Orthrus-Qwen3: up to 7.8×tokens/forward on Qwen3, identical output distribution

May 16, 2026 · ai devtools · Source ↗

TLDR

Paper introduces Orthrus, a dual-view diffusion framework that injects parallel decoding into frozen Qwen3 AR models with provably lossless output distribution.

Speedups of 4.25x (1.7B), 5.20x (4B), and 5.36x (8B) on Qwen3 backbones; peak claim is 7.8x tokens per forward pass.
Output is strictly lossless: an AR head verifies tokens generated by the diffusion head, accepting the longest matching prefix, preserving exact predictive distribution.
Only 16% of parameters are fine-tuned; the base LLM stays frozen, and both views share a single KV cache with O(1) memory overhead.
Outperforms speculative decoding methods EAGLE-3 and DFlash on token acceptance rate, especially at longer context lengths.
Unlike diffusion LLMs (e.g., Fast-dLLM-v2), Orthrus shows no accuracy drop on MATH-500 at ~6x speedup over Qwen3-8B baseline.

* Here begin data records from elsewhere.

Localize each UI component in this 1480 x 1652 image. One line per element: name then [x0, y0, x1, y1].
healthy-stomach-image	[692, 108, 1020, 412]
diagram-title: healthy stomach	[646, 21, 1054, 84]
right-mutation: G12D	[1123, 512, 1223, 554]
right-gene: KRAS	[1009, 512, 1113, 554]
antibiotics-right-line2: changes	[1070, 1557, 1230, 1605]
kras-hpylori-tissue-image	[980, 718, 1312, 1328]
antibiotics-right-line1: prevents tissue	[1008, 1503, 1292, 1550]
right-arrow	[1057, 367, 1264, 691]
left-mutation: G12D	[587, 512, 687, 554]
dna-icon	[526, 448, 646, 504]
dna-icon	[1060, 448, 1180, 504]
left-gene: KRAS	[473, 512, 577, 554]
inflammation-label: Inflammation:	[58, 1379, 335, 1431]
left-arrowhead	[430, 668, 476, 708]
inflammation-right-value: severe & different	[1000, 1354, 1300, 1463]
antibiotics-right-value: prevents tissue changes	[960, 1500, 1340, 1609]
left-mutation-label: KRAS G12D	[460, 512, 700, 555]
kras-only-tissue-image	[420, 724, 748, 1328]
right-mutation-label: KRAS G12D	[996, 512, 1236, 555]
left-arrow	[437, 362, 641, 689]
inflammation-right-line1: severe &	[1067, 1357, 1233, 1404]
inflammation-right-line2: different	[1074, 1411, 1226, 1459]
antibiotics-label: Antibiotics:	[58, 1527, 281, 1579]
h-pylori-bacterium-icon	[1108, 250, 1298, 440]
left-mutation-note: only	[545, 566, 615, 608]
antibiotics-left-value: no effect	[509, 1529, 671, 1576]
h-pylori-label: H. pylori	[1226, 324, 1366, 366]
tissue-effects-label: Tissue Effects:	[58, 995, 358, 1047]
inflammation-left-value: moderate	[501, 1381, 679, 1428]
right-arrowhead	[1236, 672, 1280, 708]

Discussion is minimal; a co-author confirmed the core mechanism: trainable diffusion attention injected per layer, K=32 tokens projected in parallel then AR-verified.
Community interest focused on broader model support, specifically Qwen3 32B and quantized variants, which are not yet addressed in the repo.

@ilaksh: Asked about Qwen3 32B and quant compatibility, pointing to real deployment gaps not covered by current model zoo.